Le chef de l’Etat, Evariste Ndayishimiye demande aux responsables administratifs de disposer, dans un délai d’une semaine, d’un registre recensant, colline par colline, les citoyens et la quantité d’engrais dont chacun a besoin. Cette instruction a été donnée le jeudi 17 septembre 2026 à Gitega, au cours d’une réunion avec les responsables des provinces et communes, à l’occasion de laquelle ces derniers ont notamment présenté les projets d’aménagement d’un espace destiné à accueillir les festivités nationales et devenir, à terme, un lieu emblématique pour les cérémonies communales.

(Photo: Amédée Habimana)
Au cours de cette réunion, le chef de l’Etat a insisté sur la nécessité de disposer de données précises sur les besoins réels des agriculteurs en engrais. « Dans une semaine, chaque colline doit avoir un registre où sont inscrits les citoyens et les engrais dont ils ont besoin, personne par personne », a-t-il ordonné. Selon lui, il est incompréhensible que les agriculteurs continuent à manquer d’engrais alors que l’Etat en achète pour répondre à leurs besoins. Cette situation serait notamment liée à l’absence de données précises permettant au ministère de l’Environnement, de l’agriculture et de l’élevage de connaître les quantités réellement nécessaires dans chaque colline.
Le chef de l’Etat a également dénoncé les pratiques de certains acteurs qui profiteraient de cette situation pour détourner ou revendre clandestinement les engrais à des prix élevés. Pour lui, un recensement détaillé permettra à l’administration de connaître les besoins réels de la population et mieux planifier l’approvisionnement et la distribution des fertilisants.
Un espace pour valoriser l’histoire et la nouvelle génération
Avant cette intervention, les participants à la réunion ont suivi des présentations audiovisuelles consacrées aux projets élaborés par chaque commune pour l’aménagement de cet espace. Le projet prévoit notamment deux grands ensembles. Le premier sera consacré à l’Histoire du Burundi. Il comprendra des monuments dédiés à plusieurs figures historiques du pays, notamment les rois Ntare Rushatsi Cambarantama, Ntare Rugamba, Mwezi Gisabo et Bihome qui a sacrifié sa vie pour sauver le roi.

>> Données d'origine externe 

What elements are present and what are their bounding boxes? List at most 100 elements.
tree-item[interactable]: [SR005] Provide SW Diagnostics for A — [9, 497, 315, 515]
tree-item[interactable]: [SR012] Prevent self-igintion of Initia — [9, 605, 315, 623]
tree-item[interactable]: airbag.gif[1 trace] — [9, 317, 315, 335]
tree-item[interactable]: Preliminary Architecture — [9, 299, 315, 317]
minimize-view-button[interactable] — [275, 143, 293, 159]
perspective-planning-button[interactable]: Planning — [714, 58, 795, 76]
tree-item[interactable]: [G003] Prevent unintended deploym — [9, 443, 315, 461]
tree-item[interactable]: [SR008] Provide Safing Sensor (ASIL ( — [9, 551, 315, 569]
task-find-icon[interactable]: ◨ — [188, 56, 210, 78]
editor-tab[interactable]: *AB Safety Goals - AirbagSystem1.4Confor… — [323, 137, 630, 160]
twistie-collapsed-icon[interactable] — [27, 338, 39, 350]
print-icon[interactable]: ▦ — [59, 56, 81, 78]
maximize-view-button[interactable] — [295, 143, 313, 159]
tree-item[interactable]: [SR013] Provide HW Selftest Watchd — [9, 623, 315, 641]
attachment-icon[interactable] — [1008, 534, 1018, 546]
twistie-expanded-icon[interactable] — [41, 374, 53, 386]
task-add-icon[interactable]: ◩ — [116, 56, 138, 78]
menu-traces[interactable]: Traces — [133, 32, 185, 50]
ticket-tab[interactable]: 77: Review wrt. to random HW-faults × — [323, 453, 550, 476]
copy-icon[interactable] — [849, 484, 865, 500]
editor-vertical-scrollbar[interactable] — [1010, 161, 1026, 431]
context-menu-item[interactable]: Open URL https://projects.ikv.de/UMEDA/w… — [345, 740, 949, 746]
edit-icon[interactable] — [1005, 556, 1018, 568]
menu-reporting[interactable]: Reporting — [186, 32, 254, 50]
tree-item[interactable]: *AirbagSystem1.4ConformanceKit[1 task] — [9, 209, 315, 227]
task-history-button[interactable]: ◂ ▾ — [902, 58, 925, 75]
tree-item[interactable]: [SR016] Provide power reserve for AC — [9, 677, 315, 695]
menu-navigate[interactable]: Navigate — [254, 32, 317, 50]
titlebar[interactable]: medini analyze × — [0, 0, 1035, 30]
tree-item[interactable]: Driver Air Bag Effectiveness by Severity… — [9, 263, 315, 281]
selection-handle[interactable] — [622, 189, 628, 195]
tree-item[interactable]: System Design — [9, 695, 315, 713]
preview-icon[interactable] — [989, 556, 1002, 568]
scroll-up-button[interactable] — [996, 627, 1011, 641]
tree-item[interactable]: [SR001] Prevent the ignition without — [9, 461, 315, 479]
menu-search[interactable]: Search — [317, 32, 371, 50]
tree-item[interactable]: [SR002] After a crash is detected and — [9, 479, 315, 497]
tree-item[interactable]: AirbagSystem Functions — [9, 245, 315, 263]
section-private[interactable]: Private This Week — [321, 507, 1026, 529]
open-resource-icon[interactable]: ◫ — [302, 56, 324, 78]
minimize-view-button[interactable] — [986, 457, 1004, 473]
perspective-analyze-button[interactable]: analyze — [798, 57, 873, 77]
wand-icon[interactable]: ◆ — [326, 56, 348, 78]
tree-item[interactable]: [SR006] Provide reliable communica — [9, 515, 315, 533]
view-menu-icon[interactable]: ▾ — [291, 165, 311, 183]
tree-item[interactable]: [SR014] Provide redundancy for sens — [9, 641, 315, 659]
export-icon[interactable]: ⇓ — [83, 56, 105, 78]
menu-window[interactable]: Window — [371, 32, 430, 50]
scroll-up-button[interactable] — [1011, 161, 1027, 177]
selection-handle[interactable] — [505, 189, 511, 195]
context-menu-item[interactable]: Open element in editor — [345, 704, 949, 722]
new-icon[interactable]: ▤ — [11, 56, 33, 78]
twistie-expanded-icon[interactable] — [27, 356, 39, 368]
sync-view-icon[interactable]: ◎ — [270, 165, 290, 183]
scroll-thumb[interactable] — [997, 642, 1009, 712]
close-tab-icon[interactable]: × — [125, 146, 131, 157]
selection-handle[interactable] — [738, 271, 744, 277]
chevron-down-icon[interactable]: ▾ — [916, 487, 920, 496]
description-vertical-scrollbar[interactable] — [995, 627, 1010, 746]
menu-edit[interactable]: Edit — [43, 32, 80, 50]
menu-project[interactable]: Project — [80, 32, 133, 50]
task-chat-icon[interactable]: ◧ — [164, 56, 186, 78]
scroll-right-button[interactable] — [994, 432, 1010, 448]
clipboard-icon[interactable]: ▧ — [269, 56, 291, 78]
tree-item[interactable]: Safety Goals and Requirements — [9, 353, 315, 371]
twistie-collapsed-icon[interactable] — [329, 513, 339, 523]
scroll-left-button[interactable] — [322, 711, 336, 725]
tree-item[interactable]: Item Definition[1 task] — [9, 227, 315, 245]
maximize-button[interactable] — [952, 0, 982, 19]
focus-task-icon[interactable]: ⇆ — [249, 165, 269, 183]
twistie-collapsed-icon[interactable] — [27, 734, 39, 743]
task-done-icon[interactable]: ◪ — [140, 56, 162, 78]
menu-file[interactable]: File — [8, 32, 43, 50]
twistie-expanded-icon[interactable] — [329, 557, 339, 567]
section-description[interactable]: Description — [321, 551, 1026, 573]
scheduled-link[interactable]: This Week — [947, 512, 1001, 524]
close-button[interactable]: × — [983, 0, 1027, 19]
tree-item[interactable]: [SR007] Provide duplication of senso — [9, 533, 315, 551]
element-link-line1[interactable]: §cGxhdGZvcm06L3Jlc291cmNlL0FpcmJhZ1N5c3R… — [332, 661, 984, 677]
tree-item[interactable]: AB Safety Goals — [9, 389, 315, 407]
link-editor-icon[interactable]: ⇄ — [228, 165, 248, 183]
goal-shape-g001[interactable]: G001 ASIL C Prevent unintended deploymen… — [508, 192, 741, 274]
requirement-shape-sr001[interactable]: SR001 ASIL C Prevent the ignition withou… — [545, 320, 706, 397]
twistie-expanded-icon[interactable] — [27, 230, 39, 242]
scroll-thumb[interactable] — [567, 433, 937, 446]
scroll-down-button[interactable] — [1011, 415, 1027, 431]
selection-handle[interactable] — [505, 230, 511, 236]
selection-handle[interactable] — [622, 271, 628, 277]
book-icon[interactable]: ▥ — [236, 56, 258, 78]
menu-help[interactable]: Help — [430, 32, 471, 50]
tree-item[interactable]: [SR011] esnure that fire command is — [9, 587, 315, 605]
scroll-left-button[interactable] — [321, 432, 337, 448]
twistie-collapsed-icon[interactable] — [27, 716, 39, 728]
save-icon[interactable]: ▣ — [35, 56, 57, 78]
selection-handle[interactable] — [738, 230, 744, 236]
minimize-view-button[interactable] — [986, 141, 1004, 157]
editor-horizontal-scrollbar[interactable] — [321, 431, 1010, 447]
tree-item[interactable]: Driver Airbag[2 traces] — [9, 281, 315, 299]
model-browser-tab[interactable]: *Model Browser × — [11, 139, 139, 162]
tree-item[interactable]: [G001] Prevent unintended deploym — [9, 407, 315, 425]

Cet espace historique devrait également abriter des monuments consacrés à l’unité des Burundais, la lutte pour l’indépendance et la démocratie. Le second ensemble sera consacré à la nouvelle génération. Il devrait notamment comprendre une bibliothèque, des espaces de loisirs, une piscine, des infrastructures d’hébergement ainsi que d’autres équipements destinés à la population.
Le président Ndayishimiye a salué le fait que chaque commune dispose déjà d’une esquisse présentant la vision de cet espace. Il a appelé les responsables concernés à rechercher des investisseurs susceptibles d’y apporter leurs capitaux, notamment pour la construction des infrastructures hôtelières. Toutefois, il a précisé que les activités commerciales ne devraient pas être confondues avec les monuments historiques, lesquels doivent rester des espaces publics accessibles à tous. Le chef de l’Etat a également recommandé d’éviter d’enfermer ces espaces derrière de hauts murs. « Il faut que les passants puissent voir la beauté qui se trouve à l’intérieur », a-t-il indiqué en substance.
Boissons fortement alcoolisées dans le viseur
Par ailleurs, Evariste Ndayishimiye a appelé les responsables administratifs et ceux chargés de la sécurité à renforcer la lutte contre les boissons fortement alcoolisées qui portent atteinte à la santé de la population. Il a estimé que les efforts déployés ces derniers jours par les autorités pour lutter contre ces produits doivent être maintenus et renforcés.
Le chef de l’Etat a déploré le paradoxe d’un pays qui se fixe l’ambition de devenir une nation émergente à l’horizon 2040 et développé en 2060, alors qu’une partie de sa population continue à consommer des substances qui détruisent sa santé et sa capacité de production. Il a notamment évoqué des cas de personnes dont la consommation excessive de ces boissons aurait considérablement affecté les capacités physiques. Pour lui, cette situation constitue non seulement une perte pour les familles concernées, mais également pour l’économie nationale.
Le président de la République a ainsi appelé l’administration et les forces de sécurité à poursuivre avec détermination les actions visant à protéger la population contre les produits nuisibles à la santé et la productivité.